Este ejercicio de la memoria no solo es doloroso por su contenido —para un hombre, un pueblo o el mundo— sino porque el escritor, que no es sino un hombre —parte de un pueblo, parte del mundo—, pretende mostrarse en todas sus facetas, mostrar una figura, para que sus hijos lo vean en su totalidad, dentro de  contextos sublimes y dentro de la cotidianidad, no menos importante, sino como propiciadora de recuerdos: el presente que vive el hombre no es sino el producto de lo que vivió alguna vez, y que, a pesar de que no sea recordado a plenitud, es, pues ya está, más que escrito, vivido. Claro que si el pasado está escrito, aunque sea un pasado inmediato, el de hace unos cinco minutos, el de hace un minuto, la figura del hombre que escribe se torna más compleja, se completa, a los ojos de quien lea ese relato, del mismo ser que trata de descubrirse al ritmo de su escritura, a paso de caracol, es decir, un tránsito lento, pero seguro, constante, que deja huellas, que no se amedrenta frente a los que emprenden carreras apresuradas por izquierda o derecha, sobre carriles construidos por la violencia y la ideología.
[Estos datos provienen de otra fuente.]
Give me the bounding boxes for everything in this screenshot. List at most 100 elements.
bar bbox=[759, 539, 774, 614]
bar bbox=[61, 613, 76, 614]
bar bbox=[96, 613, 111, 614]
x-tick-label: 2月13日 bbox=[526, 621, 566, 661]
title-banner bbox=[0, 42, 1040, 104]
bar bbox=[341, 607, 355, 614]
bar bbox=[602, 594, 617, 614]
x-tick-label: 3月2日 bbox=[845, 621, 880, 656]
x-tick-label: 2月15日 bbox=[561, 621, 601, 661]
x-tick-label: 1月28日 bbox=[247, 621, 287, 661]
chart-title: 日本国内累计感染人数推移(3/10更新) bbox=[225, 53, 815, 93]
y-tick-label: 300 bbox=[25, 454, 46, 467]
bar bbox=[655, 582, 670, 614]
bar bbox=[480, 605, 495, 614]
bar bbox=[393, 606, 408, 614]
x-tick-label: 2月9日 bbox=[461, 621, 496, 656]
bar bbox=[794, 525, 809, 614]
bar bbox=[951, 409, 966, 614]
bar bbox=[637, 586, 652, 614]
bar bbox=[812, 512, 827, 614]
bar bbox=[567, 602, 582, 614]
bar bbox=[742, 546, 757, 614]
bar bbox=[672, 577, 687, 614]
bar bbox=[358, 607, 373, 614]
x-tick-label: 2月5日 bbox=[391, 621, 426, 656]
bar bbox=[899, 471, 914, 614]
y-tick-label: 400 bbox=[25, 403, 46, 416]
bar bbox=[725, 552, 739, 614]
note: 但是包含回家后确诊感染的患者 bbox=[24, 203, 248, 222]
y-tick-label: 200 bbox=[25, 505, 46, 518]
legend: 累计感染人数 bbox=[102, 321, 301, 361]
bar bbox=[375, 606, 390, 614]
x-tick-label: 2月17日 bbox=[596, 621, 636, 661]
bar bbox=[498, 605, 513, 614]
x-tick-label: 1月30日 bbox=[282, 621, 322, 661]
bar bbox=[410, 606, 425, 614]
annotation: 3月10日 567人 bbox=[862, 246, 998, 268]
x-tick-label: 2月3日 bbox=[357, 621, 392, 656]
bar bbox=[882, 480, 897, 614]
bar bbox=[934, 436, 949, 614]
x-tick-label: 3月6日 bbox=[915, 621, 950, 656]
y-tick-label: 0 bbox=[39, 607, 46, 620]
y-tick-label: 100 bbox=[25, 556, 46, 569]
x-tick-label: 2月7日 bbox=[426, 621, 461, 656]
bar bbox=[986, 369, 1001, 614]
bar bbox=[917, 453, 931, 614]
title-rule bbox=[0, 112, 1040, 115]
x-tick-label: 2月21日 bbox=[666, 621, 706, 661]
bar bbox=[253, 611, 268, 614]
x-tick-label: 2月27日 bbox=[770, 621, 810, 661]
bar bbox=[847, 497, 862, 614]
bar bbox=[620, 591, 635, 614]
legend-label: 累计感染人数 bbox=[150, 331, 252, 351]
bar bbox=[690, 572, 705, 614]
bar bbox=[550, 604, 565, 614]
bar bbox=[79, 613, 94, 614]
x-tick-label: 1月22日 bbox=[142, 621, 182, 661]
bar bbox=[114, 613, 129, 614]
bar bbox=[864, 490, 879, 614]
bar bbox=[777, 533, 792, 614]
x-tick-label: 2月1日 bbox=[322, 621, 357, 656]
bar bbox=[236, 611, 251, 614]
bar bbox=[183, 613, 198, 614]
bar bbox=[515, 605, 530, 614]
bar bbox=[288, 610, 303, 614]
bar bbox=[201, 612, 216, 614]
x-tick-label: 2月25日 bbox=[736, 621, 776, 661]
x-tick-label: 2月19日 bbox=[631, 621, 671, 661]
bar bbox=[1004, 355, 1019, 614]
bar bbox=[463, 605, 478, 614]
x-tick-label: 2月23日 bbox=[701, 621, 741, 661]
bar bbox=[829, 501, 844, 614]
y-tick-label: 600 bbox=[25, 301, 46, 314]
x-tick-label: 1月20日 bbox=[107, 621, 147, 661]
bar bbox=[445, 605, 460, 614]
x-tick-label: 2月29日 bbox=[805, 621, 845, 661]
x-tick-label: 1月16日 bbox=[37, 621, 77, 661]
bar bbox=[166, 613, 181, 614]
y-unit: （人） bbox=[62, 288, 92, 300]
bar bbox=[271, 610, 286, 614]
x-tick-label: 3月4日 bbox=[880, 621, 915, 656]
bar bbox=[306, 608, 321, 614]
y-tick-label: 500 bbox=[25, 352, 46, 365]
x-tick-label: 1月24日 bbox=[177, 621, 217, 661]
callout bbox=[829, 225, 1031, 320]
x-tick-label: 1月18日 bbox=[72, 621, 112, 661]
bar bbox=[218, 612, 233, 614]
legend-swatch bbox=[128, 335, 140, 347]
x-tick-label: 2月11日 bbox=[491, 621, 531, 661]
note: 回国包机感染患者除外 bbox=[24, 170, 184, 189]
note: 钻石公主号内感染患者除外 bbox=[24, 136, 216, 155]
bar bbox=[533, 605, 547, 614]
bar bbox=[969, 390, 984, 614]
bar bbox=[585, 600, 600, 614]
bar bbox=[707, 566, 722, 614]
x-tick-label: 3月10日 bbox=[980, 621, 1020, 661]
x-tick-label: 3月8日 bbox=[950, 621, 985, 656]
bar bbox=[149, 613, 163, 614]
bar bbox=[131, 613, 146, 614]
—¿Y qué quieres decir con el caracol?

—El caracol es el progreso.

—¿Y qué es el progreso?

—Ser algo más rápido que el caracol...(1)

Los hechos están escritos: Willie Brandt llegó a Canciller en 1966; Willie Brandt, en 1970, cayó de rodillas frente a un monumento para recordar el Holocausto en Varsovia; Günter Grass, en 1972, publicó Diario de un caracol; Günter Grass falleció el pasado 13 de abril, del año 2015. Los datos de muerte de la II Guerra Mundial están visibles. Los hechos están escritos. El horror y la memoria son posibles.

Así como Odiseo reconstruyó su travesía en la corte de los feacios, el hombre, el autor, reconstruyó parte de su historia —la de su país, también— para que sus preocupaciones, pensamientos, no quedaran en el olvido, se registraran, aunque sea, en la memoria de  sus hijos, que también pueden ser los hijos de otros alemanes, de otros habitantes del mundo, para que no ocurra de nuevo. Si el horror y la memoria son posibles, que el futuro lo sea, asimismo.

Y si el ejercicio de la memoria requiere de lenguaje, de construcciones complejas —menudo dolor de cabeza habrán tenido el editor y el traductor de Günter Grass— para armar la figura de un hombre, de la humanidad, al fin y al cabo, pues que así sea. Que el lenguaje sirva para poner el dedo en la llaga, para descubrir el pasado, un ayer que, en palabras de Grass, “aunque tenga que inventarlo, existió”.

Notas:

1. Grass, Günter. (2001).Del diario de un caracol. Bogotá: Grupo Santillana de Ediciones.